Die Kernaussage der Debatte ist nicht, dass Frauen mehr verdienen sollen als Männer – sie sollen gleich viel verdienen in vergleichbaren Jobs und Positionen. Wenn wir irgendwann an einem Punkt angelangt sind, an dem sich die Gehälter angeglichen haben, stehen wir vor ganz neuen Herausforderungen.

 

Nehmen wir noch einmal das Ergebnis der Hans-Böckler-Studie: Dass der Mann meistens mehr arbeitet, liegt daran, dass er mehr verdient. Das ist für viele Familien eine rein wirtschaftliche Entscheidung: Ich, Mann, verdiene mehr, also arbeite ich mehr, damit wir mehr Geld zur Verfügung haben. That´s it.

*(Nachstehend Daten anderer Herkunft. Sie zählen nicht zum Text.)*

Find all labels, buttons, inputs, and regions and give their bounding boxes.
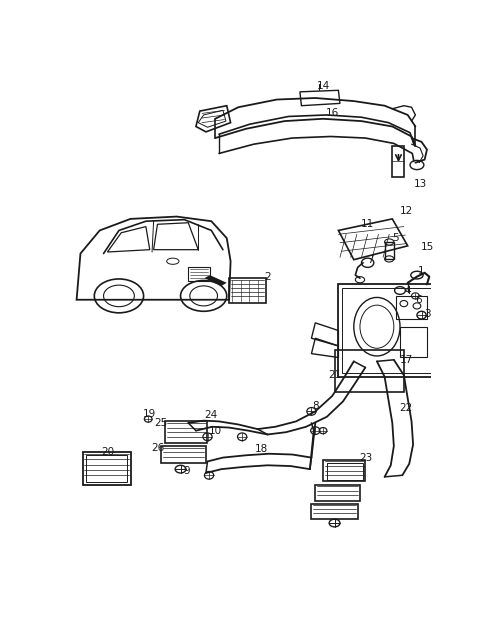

Das Gehalt der Frau fällt eh nicht ins Gewicht, deswegen macht sie eben auch den „Rest“.

 

Und jetzt kommt das große ABER: Wenn nun Mama und Papa gleich viel verdienen, ist die Frage, wer denn „mehr“ arbeiten soll, nicht mehr so lapidar mit „der, der mehr verdient“ zu beantworten. Und hier beginnt dann womöglich die echte Gleichberechtigung: Beide Eltern nehmen gleich viel Elternzeit, beide Eltern arbeiten, beide Eltern kümmern sich um die Kinder, beide Eltern schmeißen den Haushalt, beide Eltern planen die Aktivitäten der Kinder, beide Eltern waschen die Wäsche und das Auto!

 

Frau Luxat ist auf dem richtigen Weg, würde ich sagen und wir sind gespannt, was uns die Politik zusätzlich zur Frauenquote, ElterngeldPlus und rechtlichem Anspruch auf Kita-Platz zukünftig noch zu bieten hat, um die Gender Pay Gap am Ende einfach aufzulösen. Puff!